There is, he believes, a large group of young successful people who have Welsh heritage of some sort and are interested in their roots but don't feel that the Welsh community has enough to offer them. He believes more attention should be paid to promoting a culture that is also relevant to them and reflects the complex situations of these contemporary Australian-Welsh.

“As the Welsh community in Australia we've got to present the right sort of opportunities to people who are not going to get alienated by the fact that they think they're going to be absorbed and drowned in a Welshness that's from the past , forty or fifty years ago.” “All the young people here today in the corporate world know a different Wales and a different Cardiff and a different Llandudno or whatever.” “They see the Welsh community as being associated with the past and the Wales they left behind and one associated with their parents or grandparents.”

And, in the more recent past, some of the activities that John has helped to organise have shown that these people are willing to be involved in events that are relevant to them. During the last British Lions tour, he was involved with Gwlad in setting up an event for Lions supporters at the Sydney Rugby Club which saw close to a thousand fans drinking the venue dry, and in promoting the massed Lions and Sydney Welsh choir concert which drew close to a thousand people.

More recently, to coincide with the Rugby World Cup in Australia, he organised a Max Boyce concert at the Opera House for BBC TV. The response was amazing and he views the 2500 people who came along to watch a “fairly “mature” and to many a not-that-well-known Welsh performer” as proof that a great deal more can be achieved.

What the young people do not want, he says, is to be pinned down. “They don't want to be organized, they don't want to join a club, they just want to have things on an occasional basis that they can plug into if they want to and if not, simply not bother,” he says.

With the efforts he has made to add to the Welsh community, John can understand. He tried to establish an Australia Wales Foundation that alongside trade and welfare would help organise social events in pubs and clubs. But in all his endeavours, he has found there was little support for these activities to maintain the high levels of interest raised around the times of the big football tournaments, and he like others doesn't have enough time to continue doing so much on his own.

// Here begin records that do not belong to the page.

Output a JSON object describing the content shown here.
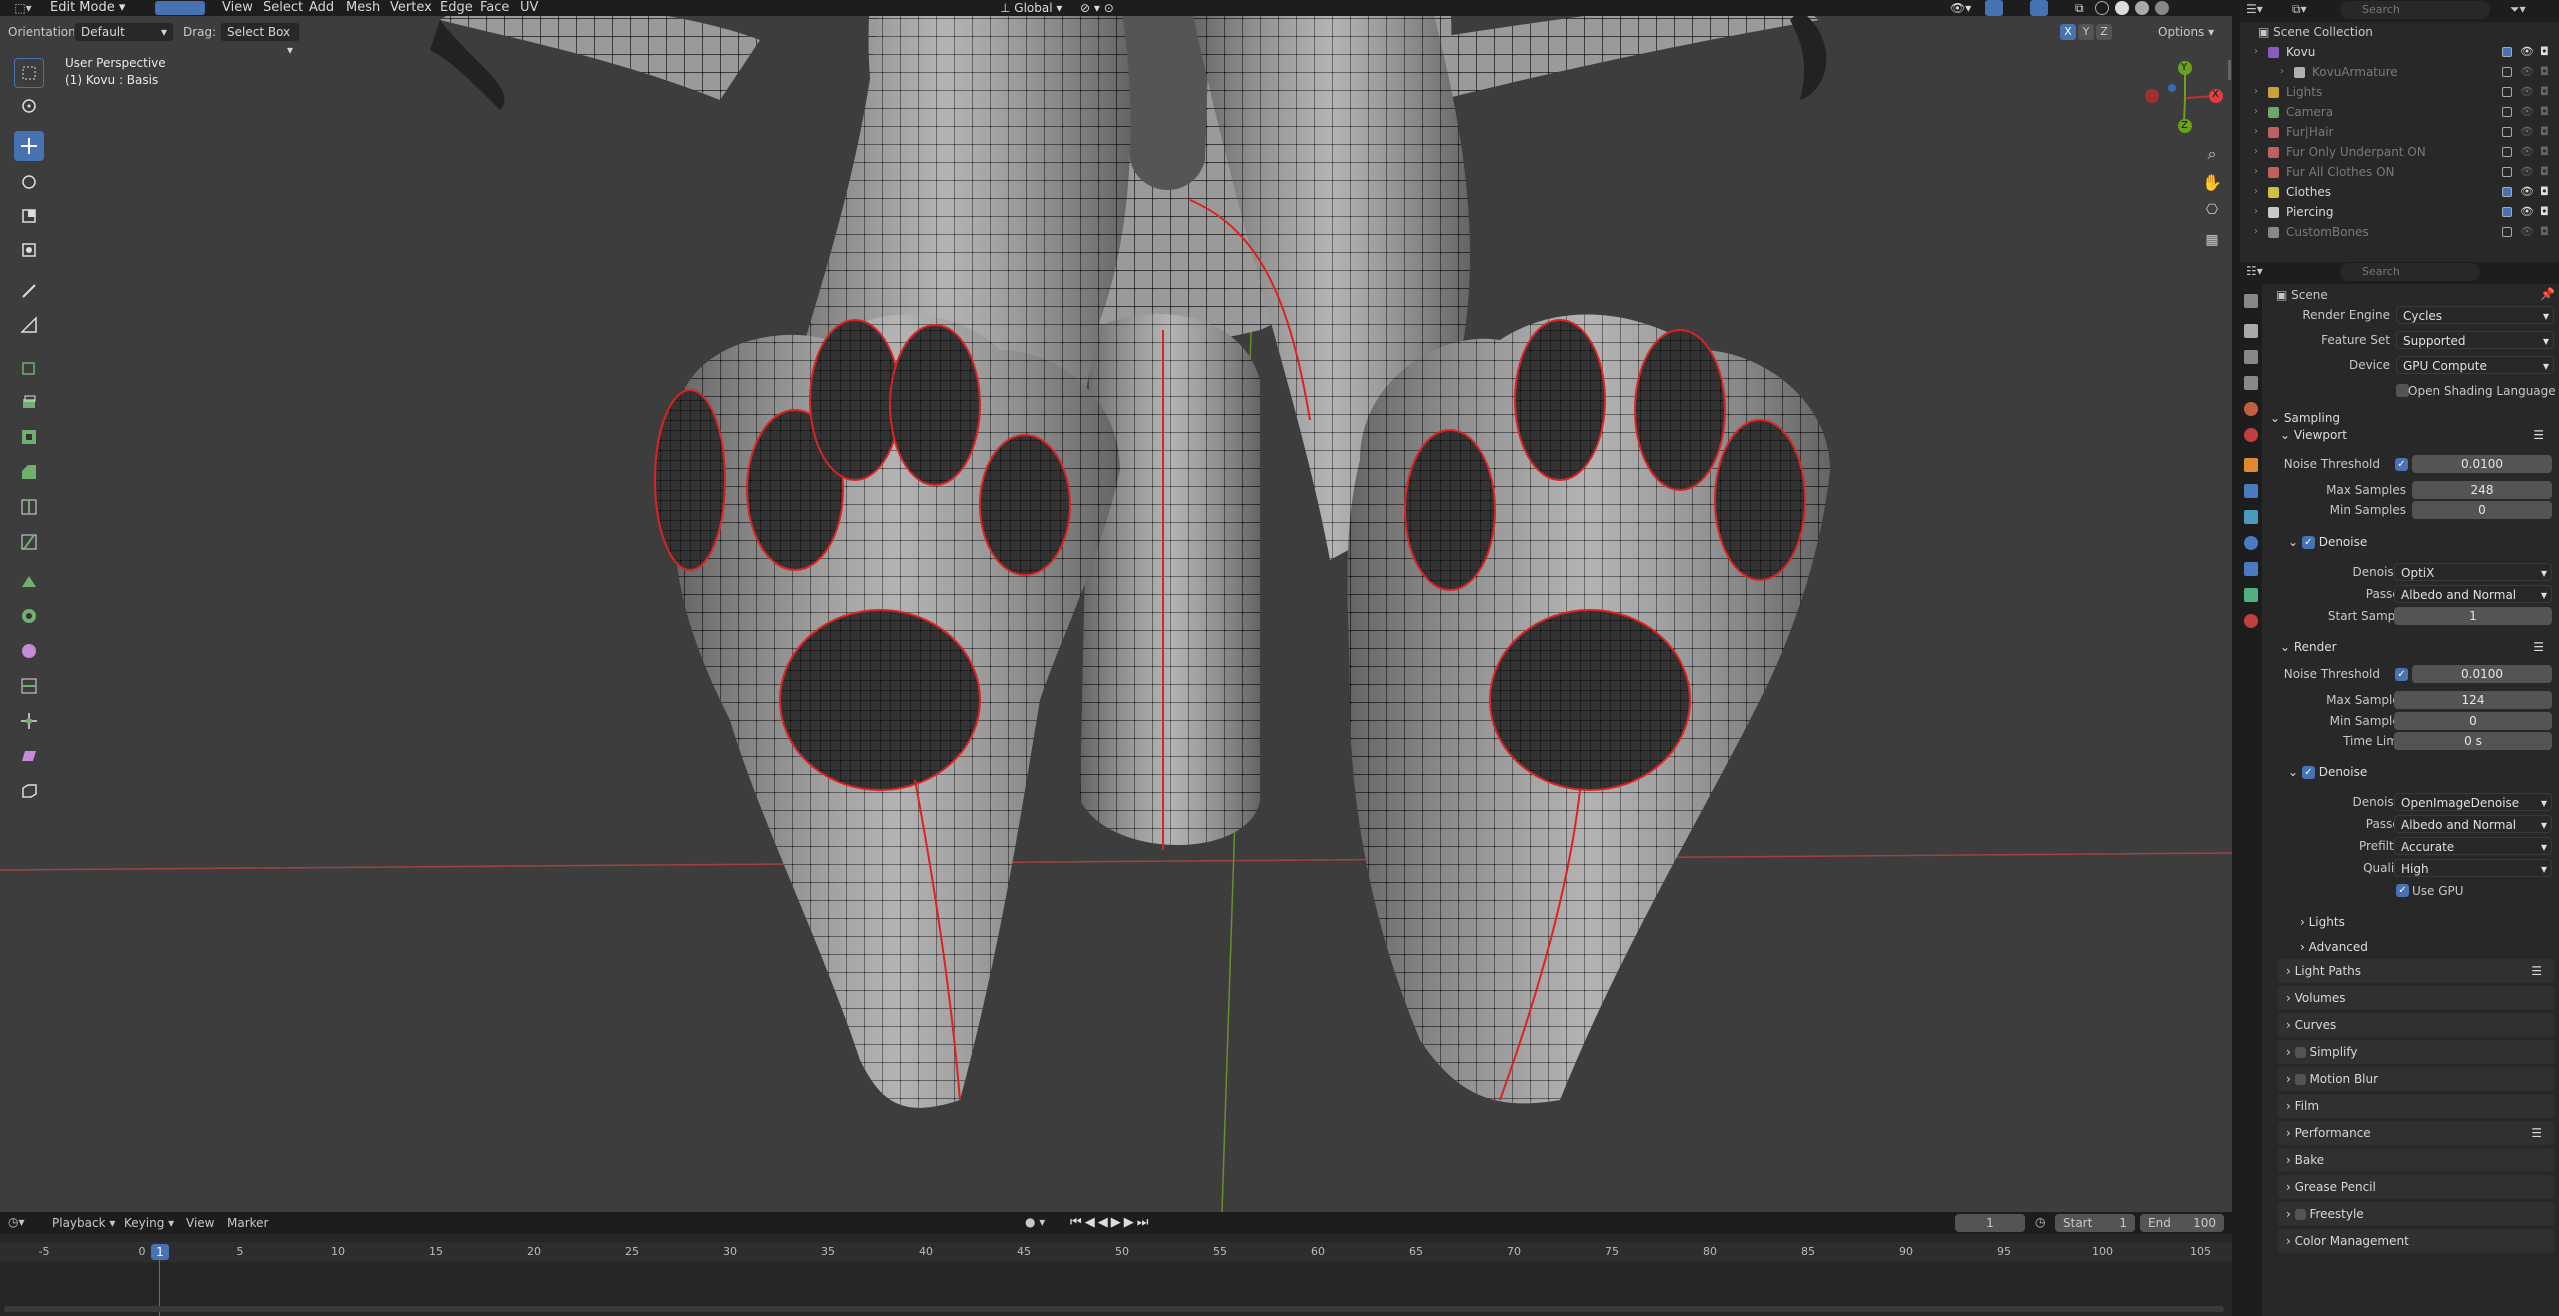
{
  "header": {
    "mode": "Edit Mode",
    "menus": [
      "View",
      "Select",
      "Add",
      "Mesh",
      "Vertex",
      "Edge",
      "Face",
      "UV"
    ],
    "transform_orientation": "Global",
    "search_placeholder": "Search"
  },
  "header2": {
    "orientation_label": "Orientation:",
    "orientation_value": "Default",
    "drag_label": "Drag:",
    "drag_value": "Select Box",
    "options": "Options"
  },
  "viewport": {
    "perspective": "User Perspective",
    "object": "(1) Kovu : Basis",
    "gizmo": {
      "x": "X",
      "y": "Y",
      "z": "Z"
    }
  },
  "timeline": {
    "menus": [
      "Playback",
      "Keying",
      "View",
      "Marker"
    ],
    "current_frame": "1",
    "start_label": "Start",
    "start": "1",
    "end_label": "End",
    "end": "100",
    "ticks": [
      "-5",
      "0",
      "5",
      "10",
      "15",
      "20",
      "25",
      "30",
      "35",
      "40",
      "45",
      "50",
      "55",
      "60",
      "65",
      "70",
      "75",
      "80",
      "85",
      "90",
      "95",
      "100",
      "105"
    ],
    "playhead": "1"
  },
  "outliner": {
    "search_placeholder": "Search",
    "root": "Scene Collection",
    "items": [
      {
        "label": "Kovu",
        "indent": 1,
        "color": "#8a5cc0",
        "active": true
      },
      {
        "label": "KovuArmature",
        "indent": 2,
        "color": "#b0b0b0",
        "active": false
      },
      {
        "label": "Lights",
        "indent": 1,
        "color": "#c9a23a",
        "active": false
      },
      {
        "label": "Camera",
        "indent": 1,
        "color": "#6ca86c",
        "active": false
      },
      {
        "label": "Fur|Hair",
        "indent": 1,
        "color": "#c06060",
        "active": false
      },
      {
        "label": "Fur Only Underpant ON",
        "indent": 1,
        "color": "#c06060",
        "active": false
      },
      {
        "label": "Fur All Clothes ON",
        "indent": 1,
        "color": "#c06060",
        "active": false
      },
      {
        "label": "Clothes",
        "indent": 1,
        "color": "#d0c040",
        "active": true
      },
      {
        "label": "Piercing",
        "indent": 1,
        "color": "#c9c9c9",
        "active": true
      },
      {
        "label": "CustomBones",
        "indent": 1,
        "color": "#888",
        "active": false
      }
    ]
  },
  "properties": {
    "search_placeholder": "Search",
    "context": "Scene",
    "render_engine_label": "Render Engine",
    "render_engine": "Cycles",
    "feature_set_label": "Feature Set",
    "feature_set": "Supported",
    "device_label": "Device",
    "device": "GPU Compute",
    "osl": "Open Shading Language",
    "sampling": "Sampling",
    "viewport": {
      "title": "Viewport",
      "noise_threshold_label": "Noise Threshold",
      "noise_threshold": "0.0100",
      "max_samples_label": "Max Samples",
      "max_samples": "248",
      "min_samples_label": "Min Samples",
      "min_samples": "0",
      "denoise": "Denoise",
      "denoiser_label": "Denoiser",
      "denoiser": "OptiX",
      "passes_label": "Passes",
      "passes": "Albedo and Normal",
      "start_sample_label": "Start Sample",
      "start_sample": "1"
    },
    "render": {
      "title": "Render",
      "noise_threshold_label": "Noise Threshold",
      "noise_threshold": "0.0100",
      "max_samples_label": "Max Samples",
      "max_samples": "124",
      "min_samples_label": "Min Samples",
      "min_samples": "0",
      "time_limit_label": "Time Limit",
      "time_limit": "0 s",
      "denoise": "Denoise",
      "denoiser_label": "Denoiser",
      "denoiser": "OpenImageDenoise",
      "passes_label": "Passes",
      "passes": "Albedo and Normal",
      "prefilter_label": "Prefilter",
      "prefilter": "Accurate",
      "quality_label": "Quality",
      "quality": "High",
      "use_gpu": "Use GPU"
    },
    "subpanels": [
      "Lights",
      "Advanced"
    ],
    "panels": [
      "Light Paths",
      "Volumes",
      "Curves",
      "Simplify",
      "Motion Blur",
      "Film",
      "Performance",
      "Bake",
      "Grease Pencil",
      "Freestyle",
      "Color Management"
    ]
  }
}
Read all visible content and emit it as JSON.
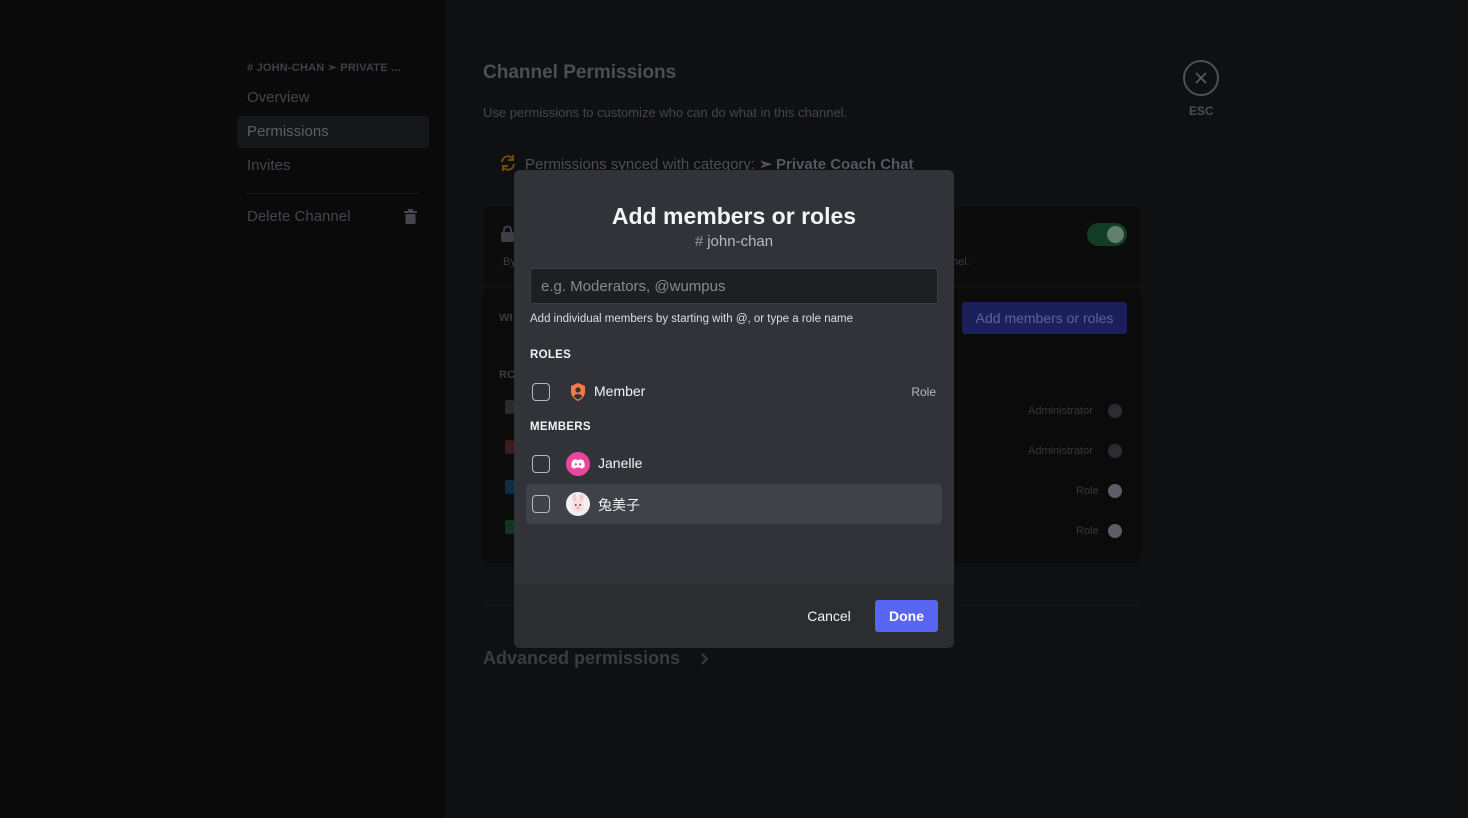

“I think that Sydney and Melbourne are carpet bombed with Welsh connected young people and the only future for Welsh communities is to provide the sorts of social events and the sort of facilities that these young people need which is not dominating them. It's Welsh oriented but it recognises and appreciates their Australian-Welsh culture and introduces them to visiting people from Wales,” he says.

There may be a limit to what Jones can do with little support in an organising capacity but nothing hinders his flow of ideas. He begins to talk about his dream for a Welsh pub or club in Sydney that would be a conduit for visiting bands like the Manic Street Preachers, Karnataka, Fernhill, Rag Foundation, Kentucky afc, Elin Fflur or the Super Furry Animals and even heaven forbid Goldie Looking Chain whose hilarious take on gangster rappers has seen them hit the top 5 in the UK charts, but definitely “not harps and singing every night!” You can practically here his mind whirring away as he takes another sip of his pint and looks into the distance - it must be another exciting idea forming in his never restful mind!